Example #2 (Suggested Fix)
if (!booleanMethod()) { /* ... */ }

My paradigm for challenging this is summed up in this line from the book Clean Code pg.8 which states

“Clean code reads like well-written prose”

now let’s compare examples when reading that code as plain English prose

#1 if method result is false.
#2 if not method result.

I assert that “if method result is false.” is much more natural than “if not method result”.

“if not method result” requires a bit of mental gymnastics it reason about. First, I want to understand what the method result is. Second, I need to change the value of the method result into its opposite. Converting True to False and False to true.

furthermore a simple ! can easily read over. eg !earn() can read as learn() but earn() == false is unlikely to be confused the same way.


Example 1 is more readable then Example #2 in C#.

Action request
As Sonar Cloud user I would like the code matching the example of if (booleanMethod() == false) { /* ... */ } Not to be alearted on.

thank you for time first post hear still learning the rules i welcome feedback.

Hello Luke,

I would disagree on this one. Take a look at these more basic examples:

Example #3

if(booleanMethod()) {...}

Example #4

if(booleanMethod() == true) {...}

This translates into English prose

#3 if method result.
#4 if method result is true.

Looking at this, the #4 is way more natural than #3. But from source code point of view, #4 is a bad practice and clear violation of rule S1125.

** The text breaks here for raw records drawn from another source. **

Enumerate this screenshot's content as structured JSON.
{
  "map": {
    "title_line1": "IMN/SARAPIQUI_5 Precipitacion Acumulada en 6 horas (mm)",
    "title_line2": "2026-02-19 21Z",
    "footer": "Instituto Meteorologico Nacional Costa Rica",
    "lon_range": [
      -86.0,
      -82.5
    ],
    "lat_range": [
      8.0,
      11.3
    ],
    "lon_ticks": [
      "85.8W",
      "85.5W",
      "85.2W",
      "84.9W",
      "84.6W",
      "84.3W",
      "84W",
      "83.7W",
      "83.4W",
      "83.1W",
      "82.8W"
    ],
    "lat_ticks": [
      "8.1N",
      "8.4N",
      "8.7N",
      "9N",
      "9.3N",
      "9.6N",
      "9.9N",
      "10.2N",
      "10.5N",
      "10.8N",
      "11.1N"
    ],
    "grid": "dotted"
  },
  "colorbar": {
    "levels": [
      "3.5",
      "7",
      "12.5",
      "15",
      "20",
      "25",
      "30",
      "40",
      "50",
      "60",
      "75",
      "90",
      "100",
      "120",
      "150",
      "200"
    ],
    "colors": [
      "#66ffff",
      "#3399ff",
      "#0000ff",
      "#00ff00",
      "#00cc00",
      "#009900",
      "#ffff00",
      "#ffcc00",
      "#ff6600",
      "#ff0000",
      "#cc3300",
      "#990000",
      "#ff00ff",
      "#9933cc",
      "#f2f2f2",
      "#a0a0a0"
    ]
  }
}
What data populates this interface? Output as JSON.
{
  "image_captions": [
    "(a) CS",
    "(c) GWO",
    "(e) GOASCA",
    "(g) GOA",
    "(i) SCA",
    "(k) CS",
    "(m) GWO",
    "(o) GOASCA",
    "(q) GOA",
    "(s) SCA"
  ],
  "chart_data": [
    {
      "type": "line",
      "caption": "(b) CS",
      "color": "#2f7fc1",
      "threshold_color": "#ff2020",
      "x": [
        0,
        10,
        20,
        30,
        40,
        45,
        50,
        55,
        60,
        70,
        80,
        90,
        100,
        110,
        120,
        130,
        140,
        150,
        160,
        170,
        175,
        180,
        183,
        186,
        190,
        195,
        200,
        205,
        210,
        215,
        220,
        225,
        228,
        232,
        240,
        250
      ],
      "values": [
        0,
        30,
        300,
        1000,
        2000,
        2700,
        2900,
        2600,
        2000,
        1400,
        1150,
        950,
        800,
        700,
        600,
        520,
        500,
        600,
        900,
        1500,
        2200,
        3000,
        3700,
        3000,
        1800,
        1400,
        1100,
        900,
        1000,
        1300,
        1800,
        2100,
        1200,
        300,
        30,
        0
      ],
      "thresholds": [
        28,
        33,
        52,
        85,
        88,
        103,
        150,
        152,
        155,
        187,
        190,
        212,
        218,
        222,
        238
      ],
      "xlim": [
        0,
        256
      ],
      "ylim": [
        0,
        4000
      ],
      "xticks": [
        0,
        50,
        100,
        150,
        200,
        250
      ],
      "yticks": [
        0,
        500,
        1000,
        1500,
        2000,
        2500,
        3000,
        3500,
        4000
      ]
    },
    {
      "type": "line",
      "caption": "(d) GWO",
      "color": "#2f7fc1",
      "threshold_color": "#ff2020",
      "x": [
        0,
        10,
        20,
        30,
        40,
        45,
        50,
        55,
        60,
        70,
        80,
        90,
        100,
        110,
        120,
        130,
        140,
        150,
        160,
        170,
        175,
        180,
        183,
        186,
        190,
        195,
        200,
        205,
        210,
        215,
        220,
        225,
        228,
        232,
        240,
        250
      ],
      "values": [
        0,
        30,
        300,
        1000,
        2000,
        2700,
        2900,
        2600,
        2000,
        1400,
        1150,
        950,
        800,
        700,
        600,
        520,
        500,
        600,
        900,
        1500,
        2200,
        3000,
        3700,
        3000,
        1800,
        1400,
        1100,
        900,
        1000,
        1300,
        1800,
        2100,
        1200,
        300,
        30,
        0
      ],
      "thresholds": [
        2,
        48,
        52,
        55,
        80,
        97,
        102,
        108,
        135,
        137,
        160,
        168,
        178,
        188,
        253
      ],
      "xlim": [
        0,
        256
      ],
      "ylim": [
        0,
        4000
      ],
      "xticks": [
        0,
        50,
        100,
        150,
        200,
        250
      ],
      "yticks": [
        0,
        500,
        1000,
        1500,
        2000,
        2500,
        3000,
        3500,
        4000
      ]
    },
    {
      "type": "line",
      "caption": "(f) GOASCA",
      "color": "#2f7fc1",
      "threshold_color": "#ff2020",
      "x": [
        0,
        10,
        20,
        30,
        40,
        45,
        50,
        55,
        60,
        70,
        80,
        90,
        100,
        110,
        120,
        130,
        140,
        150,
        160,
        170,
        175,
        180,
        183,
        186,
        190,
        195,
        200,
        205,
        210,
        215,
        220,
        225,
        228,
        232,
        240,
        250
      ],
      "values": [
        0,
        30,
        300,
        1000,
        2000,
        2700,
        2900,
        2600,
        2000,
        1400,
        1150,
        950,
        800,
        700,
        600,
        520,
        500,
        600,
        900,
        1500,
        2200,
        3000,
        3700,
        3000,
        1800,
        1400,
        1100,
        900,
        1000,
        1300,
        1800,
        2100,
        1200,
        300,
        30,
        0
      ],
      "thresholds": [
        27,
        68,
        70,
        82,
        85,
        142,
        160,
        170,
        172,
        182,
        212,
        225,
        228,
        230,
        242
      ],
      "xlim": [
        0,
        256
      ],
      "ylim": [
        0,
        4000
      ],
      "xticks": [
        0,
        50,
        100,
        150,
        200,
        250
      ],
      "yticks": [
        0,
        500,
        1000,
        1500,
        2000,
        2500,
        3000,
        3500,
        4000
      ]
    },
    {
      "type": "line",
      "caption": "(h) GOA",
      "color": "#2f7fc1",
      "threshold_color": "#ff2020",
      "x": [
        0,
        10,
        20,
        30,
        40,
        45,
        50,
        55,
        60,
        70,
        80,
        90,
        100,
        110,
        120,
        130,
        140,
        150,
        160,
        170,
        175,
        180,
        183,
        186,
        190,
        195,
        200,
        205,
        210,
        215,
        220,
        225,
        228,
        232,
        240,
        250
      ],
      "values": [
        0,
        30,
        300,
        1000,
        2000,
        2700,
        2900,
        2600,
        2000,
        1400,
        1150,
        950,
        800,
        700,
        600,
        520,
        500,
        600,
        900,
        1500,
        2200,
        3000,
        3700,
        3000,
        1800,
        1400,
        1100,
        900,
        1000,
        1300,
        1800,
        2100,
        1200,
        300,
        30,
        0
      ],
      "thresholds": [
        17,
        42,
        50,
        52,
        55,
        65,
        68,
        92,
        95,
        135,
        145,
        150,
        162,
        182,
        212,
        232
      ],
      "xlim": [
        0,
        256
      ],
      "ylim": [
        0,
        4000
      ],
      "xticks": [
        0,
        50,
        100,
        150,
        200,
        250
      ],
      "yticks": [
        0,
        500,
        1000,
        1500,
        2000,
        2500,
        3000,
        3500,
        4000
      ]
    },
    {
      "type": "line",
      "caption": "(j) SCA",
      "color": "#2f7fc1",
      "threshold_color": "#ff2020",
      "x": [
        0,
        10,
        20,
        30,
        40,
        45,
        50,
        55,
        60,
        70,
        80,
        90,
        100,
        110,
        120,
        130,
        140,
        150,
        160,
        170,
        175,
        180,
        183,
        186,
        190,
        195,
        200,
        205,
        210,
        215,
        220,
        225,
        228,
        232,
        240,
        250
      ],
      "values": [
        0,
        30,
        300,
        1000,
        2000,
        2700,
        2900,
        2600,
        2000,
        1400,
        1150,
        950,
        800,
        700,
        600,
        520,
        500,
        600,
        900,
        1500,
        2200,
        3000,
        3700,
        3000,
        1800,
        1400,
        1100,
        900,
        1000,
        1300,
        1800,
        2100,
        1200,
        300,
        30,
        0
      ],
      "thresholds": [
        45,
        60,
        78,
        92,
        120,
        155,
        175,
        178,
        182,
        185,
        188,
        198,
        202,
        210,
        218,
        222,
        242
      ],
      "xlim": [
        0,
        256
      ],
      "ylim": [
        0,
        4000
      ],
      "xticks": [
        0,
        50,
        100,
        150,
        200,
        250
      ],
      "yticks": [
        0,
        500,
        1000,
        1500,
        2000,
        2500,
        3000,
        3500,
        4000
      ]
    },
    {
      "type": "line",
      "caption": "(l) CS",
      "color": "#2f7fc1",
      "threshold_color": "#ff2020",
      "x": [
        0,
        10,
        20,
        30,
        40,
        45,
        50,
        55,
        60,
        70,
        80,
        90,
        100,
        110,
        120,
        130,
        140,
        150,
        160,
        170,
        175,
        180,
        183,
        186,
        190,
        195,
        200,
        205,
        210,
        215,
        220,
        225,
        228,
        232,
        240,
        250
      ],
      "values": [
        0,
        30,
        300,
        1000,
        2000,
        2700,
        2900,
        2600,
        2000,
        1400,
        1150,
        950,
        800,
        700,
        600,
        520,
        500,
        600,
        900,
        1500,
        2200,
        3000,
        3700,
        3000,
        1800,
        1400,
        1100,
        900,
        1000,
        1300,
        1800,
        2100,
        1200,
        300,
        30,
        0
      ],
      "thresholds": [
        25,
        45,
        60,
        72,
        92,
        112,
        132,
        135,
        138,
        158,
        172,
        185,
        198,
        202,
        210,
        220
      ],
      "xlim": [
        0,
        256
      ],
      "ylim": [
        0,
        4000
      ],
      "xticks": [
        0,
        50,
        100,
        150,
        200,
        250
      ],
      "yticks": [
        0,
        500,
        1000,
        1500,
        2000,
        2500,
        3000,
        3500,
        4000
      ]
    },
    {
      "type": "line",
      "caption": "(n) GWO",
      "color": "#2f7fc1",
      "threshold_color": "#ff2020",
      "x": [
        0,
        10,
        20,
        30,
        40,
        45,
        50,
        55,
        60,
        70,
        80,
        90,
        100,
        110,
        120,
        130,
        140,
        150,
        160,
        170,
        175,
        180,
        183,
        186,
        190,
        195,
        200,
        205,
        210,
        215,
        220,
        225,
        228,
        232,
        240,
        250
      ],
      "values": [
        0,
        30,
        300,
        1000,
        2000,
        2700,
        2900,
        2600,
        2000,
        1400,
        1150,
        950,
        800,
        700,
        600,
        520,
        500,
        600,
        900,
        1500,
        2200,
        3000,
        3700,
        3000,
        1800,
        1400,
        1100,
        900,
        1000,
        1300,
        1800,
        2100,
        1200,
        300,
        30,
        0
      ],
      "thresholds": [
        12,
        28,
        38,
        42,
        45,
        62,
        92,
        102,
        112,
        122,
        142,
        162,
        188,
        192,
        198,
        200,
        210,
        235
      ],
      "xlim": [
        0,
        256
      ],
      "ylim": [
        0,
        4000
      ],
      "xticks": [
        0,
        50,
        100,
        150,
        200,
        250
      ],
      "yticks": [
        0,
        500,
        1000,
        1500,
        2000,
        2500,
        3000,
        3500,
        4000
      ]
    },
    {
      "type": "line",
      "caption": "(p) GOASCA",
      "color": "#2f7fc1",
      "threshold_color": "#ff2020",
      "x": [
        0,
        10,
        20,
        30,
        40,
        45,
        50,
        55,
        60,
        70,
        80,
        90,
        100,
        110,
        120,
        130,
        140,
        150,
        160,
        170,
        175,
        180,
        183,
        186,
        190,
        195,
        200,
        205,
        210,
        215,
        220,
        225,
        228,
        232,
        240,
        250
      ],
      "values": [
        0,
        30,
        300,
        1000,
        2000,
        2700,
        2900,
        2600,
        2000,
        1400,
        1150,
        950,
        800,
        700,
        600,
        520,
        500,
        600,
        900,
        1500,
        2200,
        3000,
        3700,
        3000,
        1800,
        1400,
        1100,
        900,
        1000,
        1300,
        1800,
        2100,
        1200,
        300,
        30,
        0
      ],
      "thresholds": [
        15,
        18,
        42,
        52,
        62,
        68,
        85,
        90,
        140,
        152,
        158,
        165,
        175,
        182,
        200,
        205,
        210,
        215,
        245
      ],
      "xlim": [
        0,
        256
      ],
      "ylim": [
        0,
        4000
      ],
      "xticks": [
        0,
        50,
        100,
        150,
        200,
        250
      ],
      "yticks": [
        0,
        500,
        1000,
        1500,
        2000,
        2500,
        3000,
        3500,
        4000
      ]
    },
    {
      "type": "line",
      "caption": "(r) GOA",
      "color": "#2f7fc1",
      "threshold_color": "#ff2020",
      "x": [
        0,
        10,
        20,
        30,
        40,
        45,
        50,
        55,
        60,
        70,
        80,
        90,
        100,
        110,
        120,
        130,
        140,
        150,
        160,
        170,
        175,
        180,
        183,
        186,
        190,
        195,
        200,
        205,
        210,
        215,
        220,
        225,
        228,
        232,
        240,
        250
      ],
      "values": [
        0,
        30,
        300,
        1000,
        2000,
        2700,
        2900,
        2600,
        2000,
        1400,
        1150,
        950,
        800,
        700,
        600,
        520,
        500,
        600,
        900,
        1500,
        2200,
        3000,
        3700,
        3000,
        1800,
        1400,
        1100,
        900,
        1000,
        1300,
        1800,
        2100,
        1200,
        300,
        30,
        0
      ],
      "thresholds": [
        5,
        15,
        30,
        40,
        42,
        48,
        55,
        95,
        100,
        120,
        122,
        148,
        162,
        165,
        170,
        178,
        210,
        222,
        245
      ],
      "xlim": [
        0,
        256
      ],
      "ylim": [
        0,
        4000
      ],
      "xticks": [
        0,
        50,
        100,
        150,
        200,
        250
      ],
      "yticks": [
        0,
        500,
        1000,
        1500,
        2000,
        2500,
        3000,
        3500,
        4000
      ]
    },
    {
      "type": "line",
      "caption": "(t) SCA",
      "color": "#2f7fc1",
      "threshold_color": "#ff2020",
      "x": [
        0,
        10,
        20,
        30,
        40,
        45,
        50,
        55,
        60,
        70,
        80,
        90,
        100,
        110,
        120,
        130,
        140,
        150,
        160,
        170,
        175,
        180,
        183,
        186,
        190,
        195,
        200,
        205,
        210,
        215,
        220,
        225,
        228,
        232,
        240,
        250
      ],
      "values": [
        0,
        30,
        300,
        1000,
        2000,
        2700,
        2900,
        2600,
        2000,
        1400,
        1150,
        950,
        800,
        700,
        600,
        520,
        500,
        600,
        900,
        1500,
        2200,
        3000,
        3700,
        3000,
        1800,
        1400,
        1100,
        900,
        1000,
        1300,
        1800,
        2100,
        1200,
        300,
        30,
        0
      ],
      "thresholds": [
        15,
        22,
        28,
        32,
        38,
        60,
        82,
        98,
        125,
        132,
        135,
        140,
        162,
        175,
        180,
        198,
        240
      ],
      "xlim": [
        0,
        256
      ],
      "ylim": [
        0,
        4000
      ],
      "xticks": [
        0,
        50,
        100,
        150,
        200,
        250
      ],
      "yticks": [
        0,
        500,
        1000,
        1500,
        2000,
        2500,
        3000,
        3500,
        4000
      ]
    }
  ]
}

If we update methodResult() to something else

Example #5

if(!Valid) {...}

Example #6

if(Valid == false) {...}

we get another set of proses:

#5 if not valid
#6 if valid is false

In this case, #5 is better than #6 in English, but not in code.

Those true/false literal are unnecessary, just as rule suggests.

You can create your own quality profile in SonarCloud and exclude this rule if you feel it too noisy for your code base.

Pavel Mikula

First of all, let me say that I completely agree with #3 and #4.
I cannot think of an example where adding == true adds to the readability

Furthermore I’m not advocating that this rule gets destroyed I’m, just stating let’s not catch (Method() == false)

Here is my actual example that causes the code error for me

Example #7 suggested by sonarcloud
if (!log.Time.HasValue)

Example #8 not complient code which i assert is better
if (log.Time.HasValue == false)

we get another set of proses:

#7 if not log Time has a value
#8 if log Time has a value is false.

so #5 #6 is fine because when one reads not is right before valid the meaning is clear.

however in #7 #8 that does not remain true.
in #7 converted to prose, the not comes to early thus appearing to modify log or the log time instead of prase has a value.

I assert that if #7

if not log Time has a value

is more difficult to reason about then. #8

if log Time has a value is false

and as such we should consider not telling people the suggested solution is better in these cases.